FTR Trucking Conditions Index Sees Sequential Improvements
The new edition of the Trucking Conditions Index, which was recently released by freight transportation consultancy FTR, saw some sequential improvements while remaining in negative territory.
According to FTR, a TCI reading above zero represents an adequate trucking environment, with readings above 10 indicating that volumes, prices, and margin are in a good range for carriers.
For July, the most recent month for which data is available, the TCI reading was -5.34, faring better than June’s -6.29, the lowest TCI reading going back to November 2022. May came in at May’s -3.75 reading. The April TCI reading was -3.88, faring better than March’s -5.83, which came on the heels of February’s -5.17 reading. This was preceded by January’s -1.71 reading, which came on the heels of December’s -6.1 and November’s -7.94. That was preceded by October’s -11.25, its lowest level since the April 2020 all-time low, at -28.66.
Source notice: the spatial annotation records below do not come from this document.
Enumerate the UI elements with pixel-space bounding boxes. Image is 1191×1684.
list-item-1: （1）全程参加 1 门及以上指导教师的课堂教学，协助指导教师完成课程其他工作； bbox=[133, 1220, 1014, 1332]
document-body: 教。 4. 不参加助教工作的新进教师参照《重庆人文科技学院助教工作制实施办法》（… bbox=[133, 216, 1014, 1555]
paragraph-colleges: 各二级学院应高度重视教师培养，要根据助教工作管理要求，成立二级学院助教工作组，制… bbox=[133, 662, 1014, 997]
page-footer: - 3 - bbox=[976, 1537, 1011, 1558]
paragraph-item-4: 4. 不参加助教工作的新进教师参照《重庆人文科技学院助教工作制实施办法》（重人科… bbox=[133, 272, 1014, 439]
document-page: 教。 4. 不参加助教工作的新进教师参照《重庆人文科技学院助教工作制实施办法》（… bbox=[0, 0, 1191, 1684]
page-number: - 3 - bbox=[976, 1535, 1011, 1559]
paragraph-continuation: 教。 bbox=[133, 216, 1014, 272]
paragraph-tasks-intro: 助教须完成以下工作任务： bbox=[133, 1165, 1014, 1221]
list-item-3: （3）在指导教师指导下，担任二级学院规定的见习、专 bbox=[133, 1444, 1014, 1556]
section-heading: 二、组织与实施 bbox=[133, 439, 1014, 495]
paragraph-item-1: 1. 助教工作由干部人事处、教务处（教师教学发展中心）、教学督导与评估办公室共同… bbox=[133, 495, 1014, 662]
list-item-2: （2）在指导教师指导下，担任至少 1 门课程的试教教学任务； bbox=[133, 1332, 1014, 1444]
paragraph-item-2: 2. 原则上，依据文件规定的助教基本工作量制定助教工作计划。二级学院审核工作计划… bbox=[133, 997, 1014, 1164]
FTR said that July’s improvement over June was paced by improved freight volume and capacity utilization offsetting weaker freight rates and higher fuel costs. The firm added that carriers continue to face challenging market conditions, and surging fuel prices in August and September, which will send the TCI further down in the near term. Aside from fuel cost volatility, the outlook for trucking conditions is little changed with only gradual improvement toward neutral readings by the third quarter of 2024.
“The overall truck freight market remains unfavorable for trucking companies, but the financial situation for smaller carriers, in particular, is tightening due to surging diesel prices,” said Avery Vise, FTR vice president of trucking, in a statement. “Large numbers of small operations are exiting the market, and that exodus could accelerate if diesel prices continue to rise sharply. So far, the data suggests that larger carriers have absorbed much of that driver capacity, but truckload carriers are approaching a saturation point due to sluggish freight demand. Declining driver capacity could tighten the market modestly, but significant improvement for carriers will require stronger volume as well.”